Según relató M.R.A. al jurado popular, el pequeño, al que cuidaba desde los cuatro meses debido a la relación de íntima amistad con la madre, a las 7,30 horas del 3 de diciembre de 1996, el bebé quedó a su cuidado como cada día junto a otros cuatro niños más de alrededor de dos años, incluida su propia hija. En contradicción con sus primeras declaraciones una vez fue detenida, aseguró que notó al bebé "quejoso como cuando se está febril" pese a lo cual no le tomó la temperatura.

Tras darle de beber un zumo lo dejó dormido sobre una tumbona y abandonó la estancia para ir al cuarto de baño a asearse. Aproximadamente una hora después, sobre las 11,30 horas, éste despertó, "volcó" y cayó al suelo desde una altura de 50 centímetros pese a que una posterior inspección ocular rebajó la distancia a 30 centímetros.
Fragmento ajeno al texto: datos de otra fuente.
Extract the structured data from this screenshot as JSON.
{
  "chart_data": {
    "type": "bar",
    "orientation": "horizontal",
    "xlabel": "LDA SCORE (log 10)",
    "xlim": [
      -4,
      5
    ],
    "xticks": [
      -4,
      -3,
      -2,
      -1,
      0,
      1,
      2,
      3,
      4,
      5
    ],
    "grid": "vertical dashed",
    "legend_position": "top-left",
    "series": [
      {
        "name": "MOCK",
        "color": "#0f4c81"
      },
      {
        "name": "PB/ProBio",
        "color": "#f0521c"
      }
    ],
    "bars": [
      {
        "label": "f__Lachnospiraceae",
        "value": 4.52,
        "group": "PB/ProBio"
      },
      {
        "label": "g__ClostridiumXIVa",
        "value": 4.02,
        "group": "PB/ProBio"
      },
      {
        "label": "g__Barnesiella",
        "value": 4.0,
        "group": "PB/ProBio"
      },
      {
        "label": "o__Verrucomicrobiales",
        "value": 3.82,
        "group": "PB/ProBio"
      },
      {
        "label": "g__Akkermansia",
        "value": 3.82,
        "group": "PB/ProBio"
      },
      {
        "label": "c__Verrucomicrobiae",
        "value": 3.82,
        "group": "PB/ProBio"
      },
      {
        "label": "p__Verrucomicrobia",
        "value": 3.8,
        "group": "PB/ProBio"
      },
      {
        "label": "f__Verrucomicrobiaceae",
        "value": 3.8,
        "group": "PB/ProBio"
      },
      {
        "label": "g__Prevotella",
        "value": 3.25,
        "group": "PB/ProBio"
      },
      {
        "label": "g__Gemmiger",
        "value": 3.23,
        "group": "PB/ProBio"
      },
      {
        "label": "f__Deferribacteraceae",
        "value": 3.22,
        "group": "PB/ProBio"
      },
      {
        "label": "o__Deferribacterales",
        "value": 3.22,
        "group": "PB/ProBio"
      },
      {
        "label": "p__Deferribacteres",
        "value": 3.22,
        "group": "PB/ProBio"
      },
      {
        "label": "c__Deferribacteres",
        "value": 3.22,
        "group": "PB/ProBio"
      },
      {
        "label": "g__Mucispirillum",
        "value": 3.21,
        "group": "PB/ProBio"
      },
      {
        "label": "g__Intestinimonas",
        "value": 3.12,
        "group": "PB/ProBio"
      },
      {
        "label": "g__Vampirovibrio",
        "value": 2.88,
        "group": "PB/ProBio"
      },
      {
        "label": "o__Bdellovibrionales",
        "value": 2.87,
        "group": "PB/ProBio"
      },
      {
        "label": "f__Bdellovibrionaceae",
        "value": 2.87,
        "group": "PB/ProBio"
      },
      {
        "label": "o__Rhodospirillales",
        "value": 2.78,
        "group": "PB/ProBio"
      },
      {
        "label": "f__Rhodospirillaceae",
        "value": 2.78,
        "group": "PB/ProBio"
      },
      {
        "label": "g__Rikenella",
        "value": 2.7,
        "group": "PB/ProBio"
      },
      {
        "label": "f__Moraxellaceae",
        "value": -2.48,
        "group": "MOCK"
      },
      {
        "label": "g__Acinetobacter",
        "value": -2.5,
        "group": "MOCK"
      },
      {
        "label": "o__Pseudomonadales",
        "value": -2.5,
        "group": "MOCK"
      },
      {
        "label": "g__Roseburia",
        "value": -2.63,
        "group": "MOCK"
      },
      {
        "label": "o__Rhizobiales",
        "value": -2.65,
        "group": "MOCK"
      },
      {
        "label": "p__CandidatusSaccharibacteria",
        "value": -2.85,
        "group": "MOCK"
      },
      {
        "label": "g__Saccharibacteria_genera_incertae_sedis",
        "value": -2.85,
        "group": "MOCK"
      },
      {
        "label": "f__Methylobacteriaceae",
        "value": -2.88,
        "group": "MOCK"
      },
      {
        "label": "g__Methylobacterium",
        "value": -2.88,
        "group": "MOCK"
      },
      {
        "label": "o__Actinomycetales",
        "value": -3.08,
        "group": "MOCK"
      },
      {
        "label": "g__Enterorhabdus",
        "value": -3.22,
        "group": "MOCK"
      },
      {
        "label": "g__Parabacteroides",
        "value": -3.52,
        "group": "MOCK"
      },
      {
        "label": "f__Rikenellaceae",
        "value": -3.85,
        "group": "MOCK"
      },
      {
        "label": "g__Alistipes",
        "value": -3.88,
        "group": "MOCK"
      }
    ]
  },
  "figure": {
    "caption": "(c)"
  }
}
Avanzado el interrogatorio de la fiscal, señaló que el momento del "accidente" su hija y otro menor "estaban a horcajadas en la misma tumbona y un poco sobre él" en referencia al pequeño, que, según añadió, al precipitarse al suelo se hincó un juguete, "al parecer una muñeca".

M.R.A. prosiguió asegurando que, tras levantar al niño y notar cómo volvía a perder el equilibrio, notó que "tenía restos de vómito del zumo en la boca así que lo llevé al cuarto de baño y al limpiarle, mordió el papel y volteó los ojos, poniéndolos en blanco". Fue entonces cuando dio aviso a una vecina y juntas fueron hasta el centro de salud. No volvió a acompañar al pequeño ni comunicarse con la madre y justificó el desinterés en la imposibilidad de comunicarse con ella una vez ésta se fue al hospital.

Sobre la existencia de hematomas en la espalda y la frente del pequeño señaló que ya los tenía antes de llegar a su casa al tiempo que negó que la progenitora le hubiese increpado días antes para que diese un mejor trato al menor después de un parte de lesiones con fecha 23 de noviembre del complejo hospitalario de Torrecárdenas, en el que se apuntaba que podría estar siendo víctima de malos tratos por parte de su cuidadora.

"Nunca le dije que lo cuidaría mejor ni nada parecido. El niño era muy débil y se caía mucho", aseguró ante la interpelación de la letrada de la acusación particular quien resaltó que cobraba 120 euros por quedarse al cargo del pequeño y su posterior imputación como presunta autora de un robo en un establecimiento hostelero en el que trabajaba como limpiadora.

El menor, de tan solo 14 meses, moría pasadas las 17,00 horas del 3 de diciembre de 1996 debido a un shock hipovólemico derivado de la sección de la vena cava interior y que le causó una parada cardiorrespiratoria, a lo que hay que sumar el desprendimiento del intestino delgado por el fuerte golpe en el abdomen y congestión encefálica que, en el informe forense, se relacionó como un hematoma que presentaba en la región frontal derecha de la cabeza.